Alla fine di tale processo di analisi, la Suprema Corte ha accolto il ricorso proposto dal lavoratore valutando illegittimo il licenziamento per giusta causa.

Lo studio legale CTSA Tommasini di Verona è composto da uno staff di avvocati competenti, esperti in diritto del lavoro, pronto a sostenervi in difesa dei diritti del lavoratore, aiutandovi in caso di licenziamenti.

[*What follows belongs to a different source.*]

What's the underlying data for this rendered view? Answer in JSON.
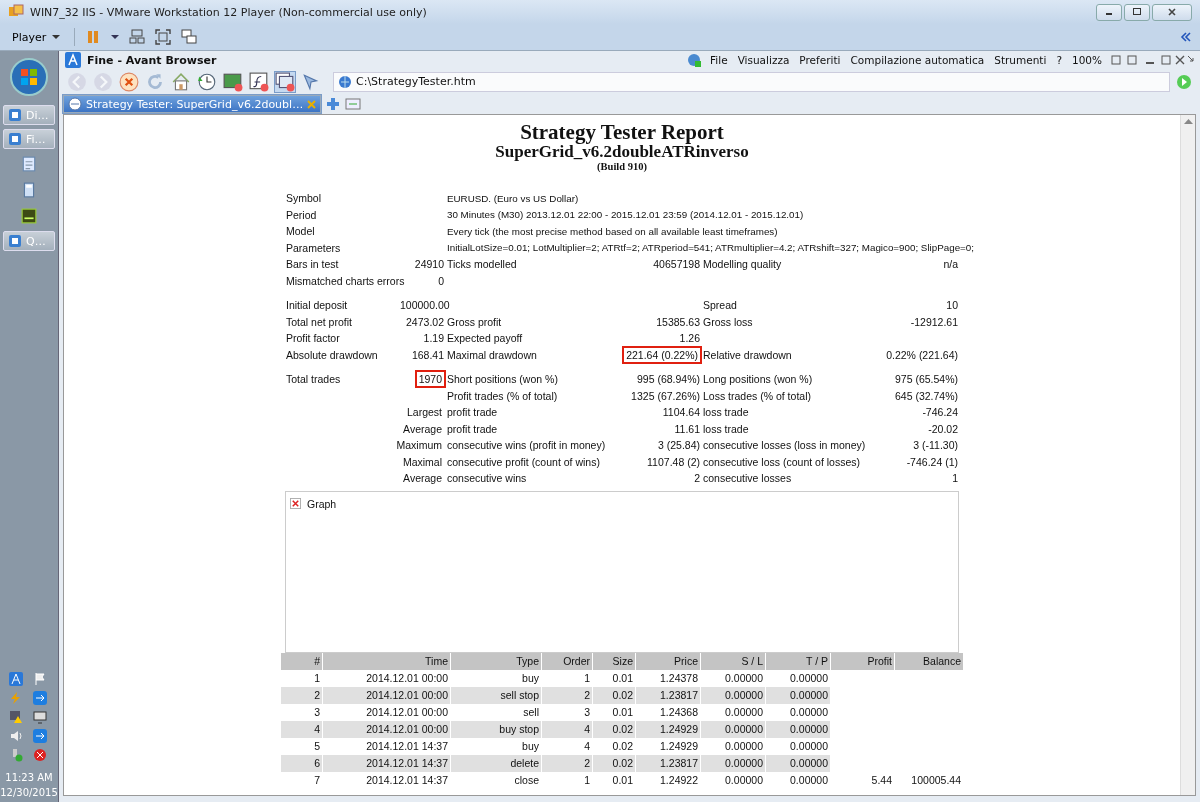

Qui uno stralcio della sentenza n. 18261 del 11/07/2018:

“[…] nella specie, con particolare riferimento alla sussistenza dell’elemento psicologico, andava verificato non solo l’aspetto di una negligenza o di acquiescenza a determinante prassi datoriali, ma anche la eventuale mala fede del dipendente in quel determinato contesto caratterizzato da una non perfetta organizzazione nelle procedure d’acquisto e nei relativi controlli […]

[…] conseguentemente, avrebbe dovuto essere considerata la proporzionalità della sanzione applicata modulata in ordine di tale nuova valutazione della gravità: e ciò in virtù di un procedimento, che informa l’intero sistema disciplinare del rapporto di lavoro, che non sfugge ad un sindacato di legittimità sotto il profilo della correttezza del metodo seguito nella applicazione della clausola generale […]”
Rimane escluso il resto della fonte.